Does anyone here have experience with Swai fillet/Swai fish?
Is it healthy enough to eat daily? The only info I can find online is propaganda against it because it endangers the US Catfish market.
>>7217604
I like it and its cheaper than catfish
>>7217604
I did some googling, it's almost impossible for some reason to find any recent independent test results from the West (scientists being useless cunts as far as food safety is concerned as usual). Here is some from Egypt, Palestine and Poland though.
http://www.sciencedirect.com/science/article/pii/S1815385212000302
https://www.researchgate.net/profile/Tarek_Elnimr/publication/267994482_Evaluation_of_some_heavy_metals_in_Pangasius_hypothalmus_and_Tilapia_nilotica_and_the_role_of_acetic_acid_in_lowering_their_levels/links/551d3f860cf23e2801fe0a78.pdf
https://translate.google.nl/translate?hl=en&sl=pl&u=http://ptz.icm.edu.pl/download/2015/tom_11_1/VI%2520%25C5%2581uszczek-Trojnar.pdf&prev=search
Conclusion : very significant lead and cadmium content, not a problem for infrequent consumption but not something you'd want to eat daily.
Ignoring that, I dislike the texture of panga/swai, of the garbage farmed fish I prefer Tilapia (used to be just as cheap, but Panga pushed it out of the market a bit).
>>7217665
Frozen cod isn't that expensive. Pollock even cheaper. At least in my country.
I only buy it because it's REAL cheap at $1.49/lb. Otherwise, I don't fuck with it because it doesn't taste as nearly nice as good ol' USican catfish.
Now, the odd thing, I'm actually having swai today at lunch: beetroot fried rice with swai fish-tofu. That's the best thing to do with swai because it doesn't taste very good, but if you make it into fish-tofu, you can modify its flavour with various additional ingredients to be a bit more pleasant and less swai-y.
>>7217665
>swai is soft
Precisely why I use it pretty much exclusively for fish tofu. I did try to make fish fingers of it once, and that wasn't too bad, either.

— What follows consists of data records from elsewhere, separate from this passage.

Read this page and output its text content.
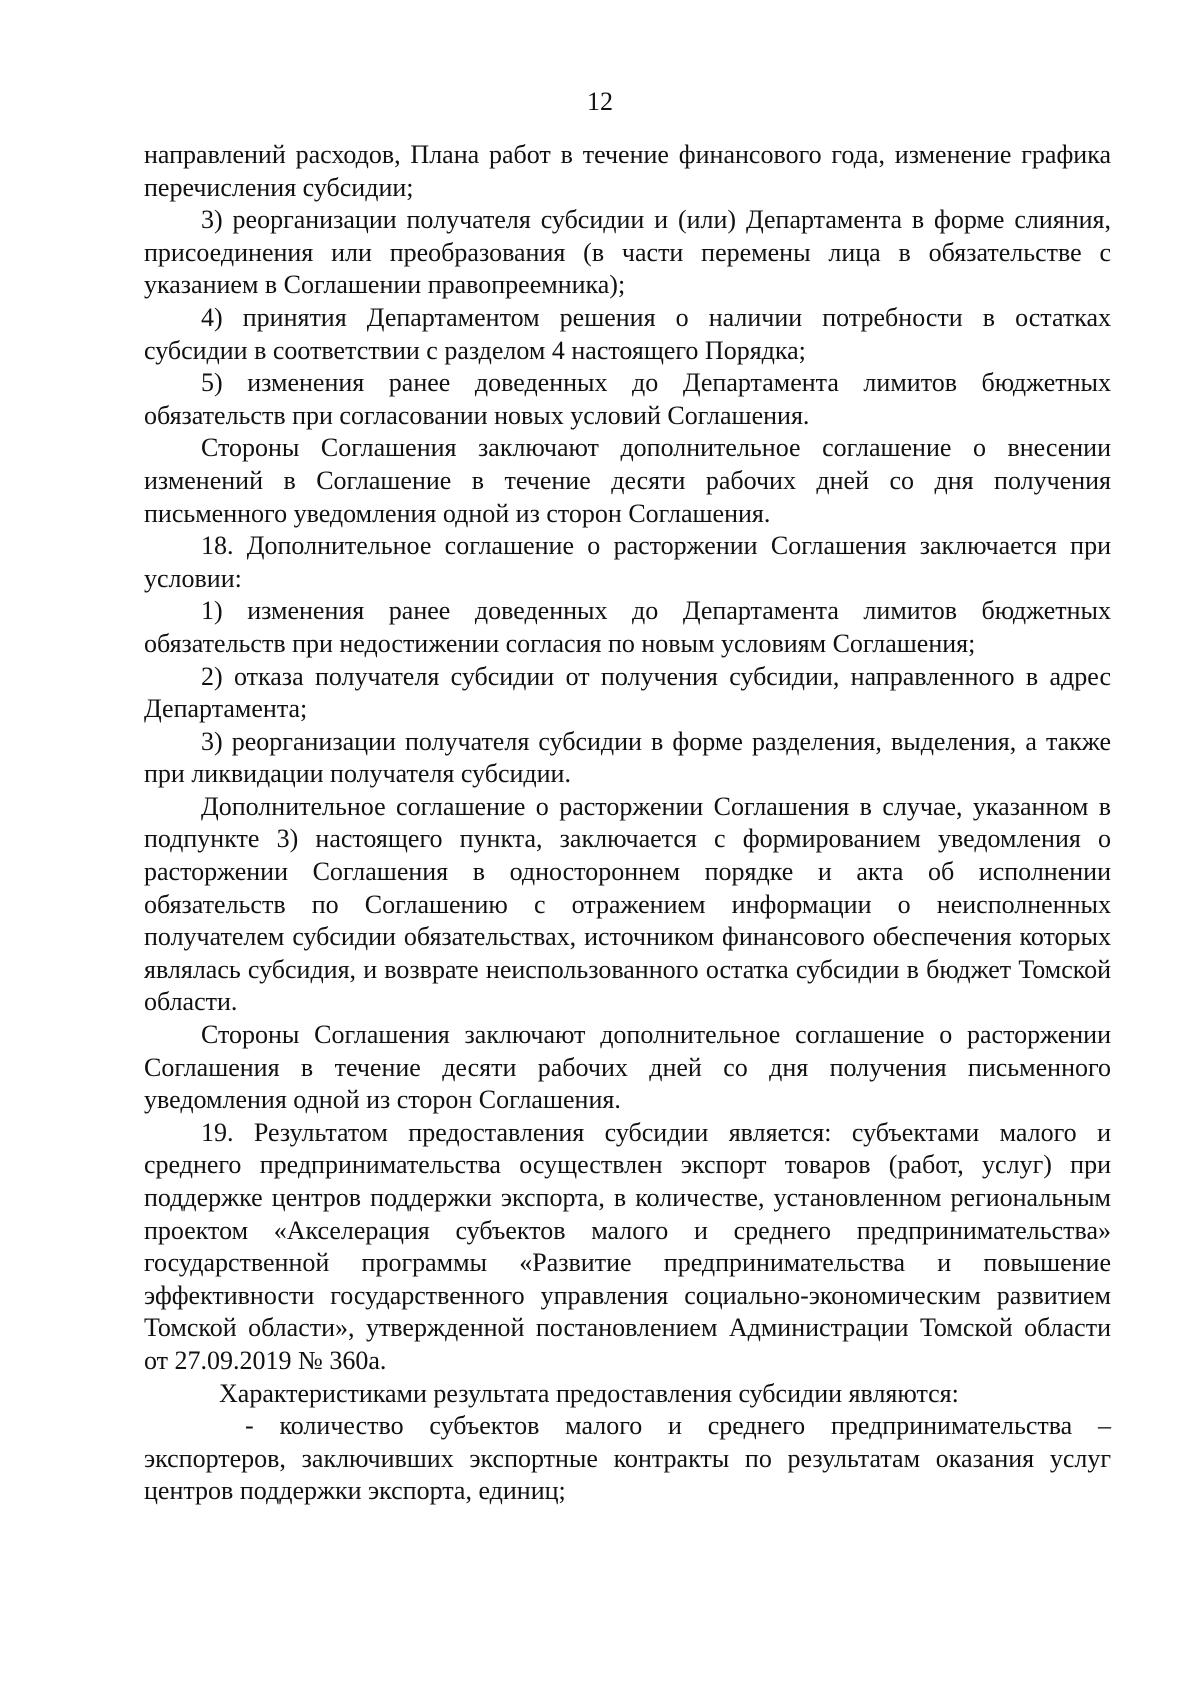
12

направлений расходов, Плана работ в течение финансового года, изменение графика перечисления субсидии;

3) реорганизации получателя субсидии и (или) Департамента в форме слияния, присоединения или преобразования (в части перемены лица в обязательстве с указанием в Соглашении правопреемника);

4) принятия Департаментом решения о наличии потребности в остатках субсидии в соответствии с разделом 4 настоящего Порядка;

5) изменения ранее доведенных до Департамента лимитов бюджетных обязательств при согласовании новых условий Соглашения.

Стороны Соглашения заключают дополнительное соглашение о внесении изменений в Соглашение в течение десяти рабочих дней со дня получения письменного уведомления одной из сторон Соглашения.

18. Дополнительное соглашение о расторжении Соглашения заключается при условии:

1) изменения ранее доведенных до Департамента лимитов бюджетных обязательств при недостижении согласия по новым условиям Соглашения;

2) отказа получателя субсидии от получения субсидии, направленного в адрес Департамента;

3) реорганизации получателя субсидии в форме разделения, выделения, а также при ликвидации получателя субсидии.

Дополнительное соглашение о расторжении Соглашения в случае, указанном в подпункте 3) настоящего пункта, заключается с формированием уведомления о расторжении Соглашения в одностороннем порядке и акта об исполнении обязательств по Соглашению с отражением информации о неисполненных получателем субсидии обязательствах, источником финансового обеспечения которых являлась субсидия, и возврате неиспользованного остатка субсидии в бюджет Томской области.

Стороны Соглашения заключают дополнительное соглашение о расторжении Соглашения в течение десяти рабочих дней со дня получения письменного уведомления одной из сторон Соглашения.

19. Результатом предоставления субсидии является: субъектами малого и среднего предпринимательства осуществлен экспорт товаров (работ, услуг) при поддержке центров поддержки экспорта, в количестве, установленном региональным проектом «Акселерация субъектов малого и среднего предпринимательства» государственной программы «Развитие предпринимательства и повышение эффективности государственного управления социально-экономическим развитием Томской области», утвержденной постановлением Администрации Томской области от 27.09.2019 № 360а.

Характеристиками результата предоставления субсидии являются:

- количество субъектов малого и среднего предпринимательства – экспортеров, заключивших экспортные контракты по результатам оказания услуг центров поддержки экспорта, единиц;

Also, if you buy the right wild-caught fish in the right seasons, the price is quite reasonable. I bought some pilchards a few weeks ago for $2.99/lb. I've gotten mackerel for $1.79/lb at the right times of year and frozen wild caught salmon can be had for as little as $3.99/lb.
If you live on the US east coast, bluefish is super cheap at the end of August through early October, at 99ยข/lb, whole fish. They weigh about 2-3lbs each and make for real good eating cooked over open flame or oven-roasted.
>>7217742
Swai fillets here in California is aprox $2/lb for a 40lb case.
To me, Swai (softer/tender) tastes much better than Tilapia (harder/dry), so I usually blend Tilapia into fish cake or something.
Salmon SOMETIMES goes on sale for $2.49/lb and when it does I'll usually buy two and fillet+freeze them.
I just thought if Swai was 'healthy' enough I could eat it exclusively as its cheap and easy to use.
Shittier crapfish
>>7217922
>filleting your own fish
Better man than I, since I've absolute shit filleting skills. I can't shimmy the knife across the spine as easily as others seem to be able to do, so I always wind up with one side and two fillets rather than two sides. After removing one side as two fillets by slicing straight down onto the spine thenn shimmying around the bones towards the fin, I can usually just pull the spine and tail from the other side fairly easily.
For as much fish I eat, I really ought to learn to do a better job of cleaning it because $2.49/lb would be a fucking dream for salmon, but they tend to be too large for me to cook and eat with any regularity, meaning that I'd need to cut off its sides and freeze them as you do.